Shifting Continents: A Case Study in Scientific Revision, science homework help
Whenever new discoveries force scientists to reconsider their hypotheses, theories and data, they do just that. This is why people think of science as a collection of concepts that are always being revised.
This holds true for the basic building block concepts within science as well. The cell is a perfect example of this: in the mid-1600s, Robert Hooke used one of the very first microscopes to examine thin slices of cork. When he saw that the cork plant was made up of tiny box-shaped pieces, he gave science the concept of the cell. For 100 years, people thought of the cell as the smallest thing inside all living creatures. But then, in 1781, Felice Fontana spotted something even smaller inside the cells from an eel: the nucleolus. This discovery made people rethink the idea that cells were the tiniest things inside living creatures. Clearly, there were even smaller things inside cells.

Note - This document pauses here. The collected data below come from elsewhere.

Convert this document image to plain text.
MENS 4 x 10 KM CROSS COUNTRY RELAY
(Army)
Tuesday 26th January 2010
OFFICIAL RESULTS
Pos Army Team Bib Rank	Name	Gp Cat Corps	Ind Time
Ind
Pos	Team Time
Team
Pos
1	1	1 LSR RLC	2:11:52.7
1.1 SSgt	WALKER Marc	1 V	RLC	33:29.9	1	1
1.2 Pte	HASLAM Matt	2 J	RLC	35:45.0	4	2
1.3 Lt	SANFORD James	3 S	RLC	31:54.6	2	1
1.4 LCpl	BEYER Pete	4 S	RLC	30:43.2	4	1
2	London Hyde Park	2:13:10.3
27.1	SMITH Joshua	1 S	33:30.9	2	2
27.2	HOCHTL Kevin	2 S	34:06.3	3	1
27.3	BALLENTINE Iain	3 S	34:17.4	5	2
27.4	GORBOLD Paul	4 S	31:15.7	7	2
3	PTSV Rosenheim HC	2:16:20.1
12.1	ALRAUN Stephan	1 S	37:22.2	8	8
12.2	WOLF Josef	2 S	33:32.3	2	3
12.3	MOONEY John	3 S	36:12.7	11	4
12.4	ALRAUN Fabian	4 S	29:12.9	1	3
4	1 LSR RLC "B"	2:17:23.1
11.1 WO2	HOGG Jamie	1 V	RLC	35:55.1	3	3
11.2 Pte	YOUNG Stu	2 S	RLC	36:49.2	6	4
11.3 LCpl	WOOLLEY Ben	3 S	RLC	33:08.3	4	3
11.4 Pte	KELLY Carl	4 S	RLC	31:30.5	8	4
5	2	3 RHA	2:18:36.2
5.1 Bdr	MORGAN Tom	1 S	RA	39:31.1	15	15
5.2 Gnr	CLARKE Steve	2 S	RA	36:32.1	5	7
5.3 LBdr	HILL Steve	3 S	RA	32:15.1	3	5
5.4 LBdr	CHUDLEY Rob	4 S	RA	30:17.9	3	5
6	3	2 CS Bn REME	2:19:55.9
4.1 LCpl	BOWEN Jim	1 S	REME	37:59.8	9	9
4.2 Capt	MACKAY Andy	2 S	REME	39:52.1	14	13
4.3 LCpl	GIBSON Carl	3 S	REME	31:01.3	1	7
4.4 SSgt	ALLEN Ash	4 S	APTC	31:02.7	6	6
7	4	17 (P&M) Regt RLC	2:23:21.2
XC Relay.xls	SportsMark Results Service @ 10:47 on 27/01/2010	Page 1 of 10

Since Fontana’s time, scientists have refined, revised, and rewritten their view of the cell thousands of times in order to match up with every piece of new data. This same process has happened with the scientific view of geological processes including plate tectonics and the seismic wave energy generated during earthquakes.
Review your Reading this week focusing on plate tectonics.
Learn more about Alfred Wegener here:
http://pubs.usgs.gov/gip/dynamic/wegener.html
http://www.ucmp.berkeley.edu/history/wegener.html
Using what you learned about plate tectonics, Alfred Wegener, and the basics of scientific investigation from the previous units discuss the following:
- Did Wegener reveal his theory of continental drift too soon? For the sake of scientific investigation, how is revealing an explanation for a process early both risky and sometimes necessary?
- Apart from lacking an explanation for how the continents could move across the surface of the Earth, Wegener’s research was met by skepticism for other reasons. How can a scientist overcome skepticism? What features of the scientific method can help prevent a scientist from being labeled a “crackpot?”
- If Alfred Wegener were alive today, and had access to the technology and data that exists today, share a form of evidence that he could have added to his hypothesis or would have changed his hypothesis. Try to share a different form of evidence from those shared by your classmates and/or add to their posts by describing how the evidence is collected, how the technology works to collect the data, or how this technology/evidence has been used in other applications.